Vegetable tanned leather takes several months to make. The hides are scraped (flesh removed), soaked in lye (unless the end product is intended to have hair, and then I'm not sure what is substituted here), scraped again (hair removed, and at this point you have rawhide for rawhide purposes and dog treats), then soaked in a tannin solution (typically a sort of tree bark tea) for 6-9 months. In chrome tanning, you swap the tannin solution for a chromium solution soak that only takes a few days. Vegetable tanned leather is then skived (shaved to thickness), and very occasionally dyed. Chrome tanned leather comes out blue and pretty ragged looking, so it's then almost universally dyed, waxed, embossed, etc. There is a hybrid tanning process (again, I think this is a Horween thing) that does the bulk of the tanning in the chromium solution, and finishes in the tannin solution. I'm not sure it does much more than give marketers something to talk about, but I've never really worked with it. The chrome tanning process is much harder on the leather fibers, and that makes them thinner, more fragile, and less dense. As a result, it's substantially inferior to vegetable tanned leather from a mechanical perspective, but much softer/more supple, and capable of a wider variety of colors/patterns/finishes. Vegetable tanned leather can also be embossed and dyed, but is also capable of tooling and takes oils much better. 

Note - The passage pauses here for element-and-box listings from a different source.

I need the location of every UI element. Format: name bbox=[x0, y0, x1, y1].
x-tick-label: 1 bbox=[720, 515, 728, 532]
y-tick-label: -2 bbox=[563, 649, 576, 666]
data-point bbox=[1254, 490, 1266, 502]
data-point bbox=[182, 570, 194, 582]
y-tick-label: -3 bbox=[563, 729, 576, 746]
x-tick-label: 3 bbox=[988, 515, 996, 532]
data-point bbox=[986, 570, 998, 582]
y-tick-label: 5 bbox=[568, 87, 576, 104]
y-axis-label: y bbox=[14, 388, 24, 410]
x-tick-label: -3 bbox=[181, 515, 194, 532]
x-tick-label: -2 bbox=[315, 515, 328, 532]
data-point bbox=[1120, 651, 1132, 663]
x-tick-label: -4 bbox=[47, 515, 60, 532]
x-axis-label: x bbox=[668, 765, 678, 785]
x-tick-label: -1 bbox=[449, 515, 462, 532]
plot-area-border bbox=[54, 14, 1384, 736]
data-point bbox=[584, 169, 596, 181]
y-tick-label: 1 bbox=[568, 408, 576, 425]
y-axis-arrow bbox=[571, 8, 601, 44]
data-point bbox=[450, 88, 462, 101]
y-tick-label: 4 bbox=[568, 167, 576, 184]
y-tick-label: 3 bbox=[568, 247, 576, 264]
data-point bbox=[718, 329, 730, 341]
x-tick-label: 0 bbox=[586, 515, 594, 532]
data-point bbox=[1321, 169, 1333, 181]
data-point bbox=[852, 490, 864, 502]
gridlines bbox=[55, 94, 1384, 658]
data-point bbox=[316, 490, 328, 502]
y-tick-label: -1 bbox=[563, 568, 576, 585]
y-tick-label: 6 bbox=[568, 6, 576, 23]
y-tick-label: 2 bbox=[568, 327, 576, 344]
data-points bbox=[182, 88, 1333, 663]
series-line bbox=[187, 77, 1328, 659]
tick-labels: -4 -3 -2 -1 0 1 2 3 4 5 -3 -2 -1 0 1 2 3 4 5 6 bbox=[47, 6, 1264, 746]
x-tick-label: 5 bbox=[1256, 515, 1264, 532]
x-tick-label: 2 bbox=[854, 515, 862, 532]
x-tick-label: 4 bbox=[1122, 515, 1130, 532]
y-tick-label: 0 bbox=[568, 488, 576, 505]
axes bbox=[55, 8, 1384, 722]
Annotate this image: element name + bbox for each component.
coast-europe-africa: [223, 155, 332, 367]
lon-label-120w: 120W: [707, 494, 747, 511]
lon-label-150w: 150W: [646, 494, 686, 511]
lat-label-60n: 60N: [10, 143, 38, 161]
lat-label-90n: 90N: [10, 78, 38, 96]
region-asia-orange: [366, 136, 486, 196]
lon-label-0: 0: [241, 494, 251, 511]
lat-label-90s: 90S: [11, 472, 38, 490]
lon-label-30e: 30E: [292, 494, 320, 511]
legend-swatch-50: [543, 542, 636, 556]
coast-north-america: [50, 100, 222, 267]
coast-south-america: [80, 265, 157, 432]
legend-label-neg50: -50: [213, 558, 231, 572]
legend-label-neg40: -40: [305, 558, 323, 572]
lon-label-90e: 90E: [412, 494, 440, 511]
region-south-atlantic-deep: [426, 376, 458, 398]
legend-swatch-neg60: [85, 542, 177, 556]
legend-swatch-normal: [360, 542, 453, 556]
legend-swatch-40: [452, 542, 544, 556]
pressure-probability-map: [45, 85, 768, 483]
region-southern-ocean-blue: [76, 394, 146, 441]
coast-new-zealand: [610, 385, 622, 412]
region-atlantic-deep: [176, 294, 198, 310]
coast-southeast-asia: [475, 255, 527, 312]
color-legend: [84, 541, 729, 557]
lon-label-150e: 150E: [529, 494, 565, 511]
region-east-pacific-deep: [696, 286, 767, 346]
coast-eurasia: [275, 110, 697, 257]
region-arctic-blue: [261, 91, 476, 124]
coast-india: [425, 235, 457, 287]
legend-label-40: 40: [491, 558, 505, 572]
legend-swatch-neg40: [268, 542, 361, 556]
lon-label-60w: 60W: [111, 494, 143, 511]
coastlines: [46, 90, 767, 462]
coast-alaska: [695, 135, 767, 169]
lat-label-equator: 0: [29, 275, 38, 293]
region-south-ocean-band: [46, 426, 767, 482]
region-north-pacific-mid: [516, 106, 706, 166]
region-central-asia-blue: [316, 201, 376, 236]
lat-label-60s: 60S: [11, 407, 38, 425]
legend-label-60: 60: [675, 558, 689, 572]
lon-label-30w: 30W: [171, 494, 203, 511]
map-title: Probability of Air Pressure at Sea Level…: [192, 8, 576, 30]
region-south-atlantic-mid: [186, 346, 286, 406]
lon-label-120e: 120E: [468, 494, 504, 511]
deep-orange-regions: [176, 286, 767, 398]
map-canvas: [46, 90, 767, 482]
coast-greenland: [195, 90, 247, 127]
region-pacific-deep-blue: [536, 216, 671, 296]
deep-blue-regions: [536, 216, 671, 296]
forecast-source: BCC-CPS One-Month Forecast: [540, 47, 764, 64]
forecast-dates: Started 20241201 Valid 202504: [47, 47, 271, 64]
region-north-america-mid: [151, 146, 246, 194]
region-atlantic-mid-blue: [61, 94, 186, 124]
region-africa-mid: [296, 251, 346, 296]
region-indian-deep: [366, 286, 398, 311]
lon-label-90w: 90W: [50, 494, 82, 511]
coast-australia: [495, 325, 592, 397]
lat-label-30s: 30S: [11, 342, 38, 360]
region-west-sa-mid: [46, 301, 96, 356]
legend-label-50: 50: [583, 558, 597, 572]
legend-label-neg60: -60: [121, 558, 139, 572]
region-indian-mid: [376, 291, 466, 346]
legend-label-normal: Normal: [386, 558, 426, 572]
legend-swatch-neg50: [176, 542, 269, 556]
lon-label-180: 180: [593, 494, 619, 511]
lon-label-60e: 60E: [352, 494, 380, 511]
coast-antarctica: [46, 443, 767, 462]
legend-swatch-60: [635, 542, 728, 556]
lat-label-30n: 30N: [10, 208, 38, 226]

Back to the toxicity of it though... If you work in a tannery employing the chrome process (pretty much all of them), then yeah, exposure is almost certainly something you're concerned with. Beyond the very cheapest chrome tanned leathers (which will be obvious because it's really rough and fuzzy with longer "hairs" on the back), everything I've read over the years suggests whatever chromium is left in the leather is tightly bound and not going anywhere. I'm not sure how much is left, and I wouldn't go eating it (you could conceivably eat vegetable tanned leather, but there's really no nutritional value), but the exposure risk is nil or less.

Leather and tanning is a whole domain unto itself, and a dying one similar to watchmaking. It has its enthusiasts, artisans, and practitioners, but it's a thin crowd.

Fun fact that this crowd may enjoy: Patent leather (the shiny black stuff shoes are made of) these days is plastic, occasionally plastic coated leather. Back in the day, it was a super awesome process where the leather was rubbed repeatedly with a boiled linseed oil and some sort of black (coal, carbon, vine, etc.). The linseed oil polymerizes on exposure to oxygen, and forms a hard film. This film is then buffed, and you've got a shiny black leather with a hard wearing protective coat. The process is similar to the Japaning finish employed on many a cast iron tool of the era.